The lawsuit seeks an injunction to stop OpenAI and Microsoft from using the Times’ content to train their AI models, and to delete or destroy any copies of the Times’ content that they have obtained or generated. The lawsuit also seeks monetary damages, including statutory damages of up to $150,000 for each piece of infringing content, as well as punitive damages and attorney’s fees.

The lawsuit is important because it raises several ethical and legal questions about the use of generative AI to create journalism, such as:

Who owns the intellectual property rights of the content generated by AI models, and who is responsible for its accuracy, quality, and impact?
How can journalists and media outlets protect their content from being used without permission or compensation by AI companies or other parties?
How can journalists and media outlets ensure the transparency and accountability of the content generated by AI models, and how can they prevent or detect the misuse or abuse of AI-generated content?
How can journalists and media outlets leverage AI to enhance their reporting and storytelling, and to serve the public interest, without compromising their ethical standards and values?

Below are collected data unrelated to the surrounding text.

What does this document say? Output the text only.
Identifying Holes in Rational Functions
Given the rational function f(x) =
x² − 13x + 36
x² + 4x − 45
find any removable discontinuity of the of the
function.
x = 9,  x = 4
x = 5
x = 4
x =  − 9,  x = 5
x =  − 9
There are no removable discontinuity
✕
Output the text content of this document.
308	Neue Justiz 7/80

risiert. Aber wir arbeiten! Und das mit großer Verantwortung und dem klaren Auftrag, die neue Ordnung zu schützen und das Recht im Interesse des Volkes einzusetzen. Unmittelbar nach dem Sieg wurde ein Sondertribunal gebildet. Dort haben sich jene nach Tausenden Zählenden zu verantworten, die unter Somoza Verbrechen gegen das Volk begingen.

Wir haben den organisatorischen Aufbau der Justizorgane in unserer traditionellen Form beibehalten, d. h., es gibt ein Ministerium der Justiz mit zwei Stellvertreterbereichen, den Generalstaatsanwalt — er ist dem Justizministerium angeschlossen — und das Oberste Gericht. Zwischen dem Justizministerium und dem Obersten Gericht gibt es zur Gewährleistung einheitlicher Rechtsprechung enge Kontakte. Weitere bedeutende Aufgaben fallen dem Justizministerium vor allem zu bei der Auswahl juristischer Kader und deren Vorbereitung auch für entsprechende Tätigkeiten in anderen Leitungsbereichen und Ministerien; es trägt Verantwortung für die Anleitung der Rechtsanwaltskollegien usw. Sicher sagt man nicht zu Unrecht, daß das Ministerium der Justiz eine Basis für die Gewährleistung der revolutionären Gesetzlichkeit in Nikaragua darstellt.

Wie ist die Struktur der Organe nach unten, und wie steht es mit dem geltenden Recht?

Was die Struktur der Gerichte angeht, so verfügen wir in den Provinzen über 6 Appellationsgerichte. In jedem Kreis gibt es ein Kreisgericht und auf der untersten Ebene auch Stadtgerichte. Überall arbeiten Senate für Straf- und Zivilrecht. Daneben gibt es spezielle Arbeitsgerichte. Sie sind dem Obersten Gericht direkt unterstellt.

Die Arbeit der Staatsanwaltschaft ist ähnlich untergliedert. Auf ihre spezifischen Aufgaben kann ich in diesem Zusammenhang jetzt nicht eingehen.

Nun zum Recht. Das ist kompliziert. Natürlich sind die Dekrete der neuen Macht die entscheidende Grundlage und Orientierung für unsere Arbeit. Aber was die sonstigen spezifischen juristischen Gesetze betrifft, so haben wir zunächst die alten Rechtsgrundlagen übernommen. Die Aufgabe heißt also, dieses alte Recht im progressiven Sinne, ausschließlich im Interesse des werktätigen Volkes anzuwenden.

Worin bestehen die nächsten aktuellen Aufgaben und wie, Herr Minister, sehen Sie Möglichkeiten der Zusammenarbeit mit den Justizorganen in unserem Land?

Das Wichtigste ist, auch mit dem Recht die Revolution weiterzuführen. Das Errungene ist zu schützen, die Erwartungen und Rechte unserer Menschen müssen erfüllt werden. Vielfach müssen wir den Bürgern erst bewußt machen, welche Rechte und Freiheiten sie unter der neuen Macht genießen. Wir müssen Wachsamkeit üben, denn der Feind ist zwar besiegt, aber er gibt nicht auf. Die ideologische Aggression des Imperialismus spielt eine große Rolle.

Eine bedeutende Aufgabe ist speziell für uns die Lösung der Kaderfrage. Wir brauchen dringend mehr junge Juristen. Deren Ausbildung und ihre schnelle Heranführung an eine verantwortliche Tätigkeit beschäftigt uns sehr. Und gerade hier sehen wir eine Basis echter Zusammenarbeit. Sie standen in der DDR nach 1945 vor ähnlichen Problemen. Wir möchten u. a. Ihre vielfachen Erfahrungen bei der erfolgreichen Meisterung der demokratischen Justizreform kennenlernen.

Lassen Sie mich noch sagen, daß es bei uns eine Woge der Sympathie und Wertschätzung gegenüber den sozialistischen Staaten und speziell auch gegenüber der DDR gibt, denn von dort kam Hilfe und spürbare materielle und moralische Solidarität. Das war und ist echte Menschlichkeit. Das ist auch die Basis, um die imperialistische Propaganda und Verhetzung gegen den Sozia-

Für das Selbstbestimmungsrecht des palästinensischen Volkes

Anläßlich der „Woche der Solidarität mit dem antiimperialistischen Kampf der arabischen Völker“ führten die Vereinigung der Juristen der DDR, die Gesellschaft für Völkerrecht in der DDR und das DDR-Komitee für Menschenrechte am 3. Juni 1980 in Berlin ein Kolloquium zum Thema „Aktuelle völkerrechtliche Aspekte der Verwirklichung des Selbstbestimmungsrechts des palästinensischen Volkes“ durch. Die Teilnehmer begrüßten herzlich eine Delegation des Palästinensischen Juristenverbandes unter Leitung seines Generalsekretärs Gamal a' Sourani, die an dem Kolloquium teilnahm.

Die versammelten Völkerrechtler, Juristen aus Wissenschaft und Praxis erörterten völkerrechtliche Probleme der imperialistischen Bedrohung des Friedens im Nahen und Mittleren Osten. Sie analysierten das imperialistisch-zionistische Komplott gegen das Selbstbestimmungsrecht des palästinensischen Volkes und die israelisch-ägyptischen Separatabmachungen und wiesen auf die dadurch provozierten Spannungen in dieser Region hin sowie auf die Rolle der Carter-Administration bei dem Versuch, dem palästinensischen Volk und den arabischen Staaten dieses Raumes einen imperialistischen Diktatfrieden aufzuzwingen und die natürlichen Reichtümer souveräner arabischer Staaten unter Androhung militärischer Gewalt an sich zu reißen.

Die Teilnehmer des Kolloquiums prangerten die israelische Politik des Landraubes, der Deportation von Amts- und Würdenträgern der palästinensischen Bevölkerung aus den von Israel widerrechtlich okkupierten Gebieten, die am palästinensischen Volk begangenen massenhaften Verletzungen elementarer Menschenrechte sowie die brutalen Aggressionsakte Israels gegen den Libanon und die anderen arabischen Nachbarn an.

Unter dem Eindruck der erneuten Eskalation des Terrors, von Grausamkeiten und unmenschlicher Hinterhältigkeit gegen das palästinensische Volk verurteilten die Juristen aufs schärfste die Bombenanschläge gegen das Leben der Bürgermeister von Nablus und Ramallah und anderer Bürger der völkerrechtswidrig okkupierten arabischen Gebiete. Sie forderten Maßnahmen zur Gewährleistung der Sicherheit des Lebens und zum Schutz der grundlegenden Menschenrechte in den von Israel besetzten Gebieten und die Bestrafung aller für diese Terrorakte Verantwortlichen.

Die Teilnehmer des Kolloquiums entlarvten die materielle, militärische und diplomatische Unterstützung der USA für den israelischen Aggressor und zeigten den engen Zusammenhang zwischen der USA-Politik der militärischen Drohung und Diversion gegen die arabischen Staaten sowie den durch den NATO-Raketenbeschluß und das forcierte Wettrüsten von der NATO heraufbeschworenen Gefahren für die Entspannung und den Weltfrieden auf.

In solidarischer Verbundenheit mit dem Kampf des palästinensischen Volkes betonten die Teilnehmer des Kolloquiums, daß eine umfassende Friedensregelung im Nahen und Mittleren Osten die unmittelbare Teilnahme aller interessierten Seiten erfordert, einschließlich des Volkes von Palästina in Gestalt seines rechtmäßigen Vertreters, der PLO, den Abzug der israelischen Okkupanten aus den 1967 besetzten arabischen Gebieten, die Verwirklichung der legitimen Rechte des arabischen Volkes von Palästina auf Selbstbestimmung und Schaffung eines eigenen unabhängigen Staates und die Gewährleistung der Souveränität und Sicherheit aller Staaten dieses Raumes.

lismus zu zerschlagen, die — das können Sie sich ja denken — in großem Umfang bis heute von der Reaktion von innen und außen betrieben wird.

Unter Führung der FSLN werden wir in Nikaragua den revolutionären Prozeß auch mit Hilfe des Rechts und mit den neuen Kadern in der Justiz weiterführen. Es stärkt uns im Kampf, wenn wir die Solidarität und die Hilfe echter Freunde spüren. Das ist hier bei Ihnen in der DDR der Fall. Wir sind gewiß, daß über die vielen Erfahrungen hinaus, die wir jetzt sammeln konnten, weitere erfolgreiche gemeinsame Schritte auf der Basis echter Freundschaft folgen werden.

OpenAI Venture — Photo by Mariia Shalabaieva on Unsplash

What are some of the possible solutions and best practices?

The lawsuit filed by The New York Times against OpenAI and Microsoft is likely to set a precedent for the future of generative AI in journalism, and to influence the development of new laws and regulations on AI. However, the lawsuit is not the only way to address the ethical and legal issues of using generative AI to create journalism. There are also some possible solutions and best practices that journalists and media outlets can adopt to use AI in a responsible and beneficial way, such as:

Establishing clear and consistent policies and guidelines on the use of AI-generated content, and communicating them to the public and the stakeholders.
Obtaining the consent and paying the fees of the original content creators or owners before using their content to train AI models, and respecting their terms of service and intellectual property rights.
Providing the source and the method of the content generated by AI models, and disclosing the use of AI-generated content to the readers or the viewers, and indicating the level of human involvement and verification.
Verifying and fact-checking the content generated by AI models, and correcting any errors or inaccuracies, and acknowledging any limitations or uncertainties.
Monitoring and moderating the content generated by AI models, and preventing or removing any harmful, offensive, or inappropriate content, and reporting any illegal or unethical activities.
Evaluating and measuring the impact and the value of the content generated by AI models, and seeking feedback and input from the audience and the experts.
Collaborating and cooperating with other journalists and media outlets, as well as AI companies and researchers, to share best practices and to develop common standards and norms on the use of AI-generated content.

Conclusion

Generative AI is a powerful and promising technology that can create new content, such as text and images, based on existing data. However, generative AI also poses ethical and legal challenges, especially when it comes to journalism and media. The lawsuit filed by The New York Times against OpenAI and Microsoft is one of the first and most high-profile cases of using generative AI to create journalism, and it highlights the issues of intellectual property rights, quality and credibility of journalism, and unfair competition.

The lawsuit is not the only way to address these issues, though. There are also some possible solutions and best practices that journalists and media outlets can adopt to use generative AI in a responsible and beneficial way, such as establishing clear policies and guidelines, obtaining consent and paying fees, providing transparency and accountability, verifying and fact-checking, monitoring and moderating, evaluating and measuring, and collaborating and cooperating. By following these principles, journalists and media outlets can leverage AI to enhance their reporting and storytelling, and to serve the public interest, without compromising their ethical standards and values.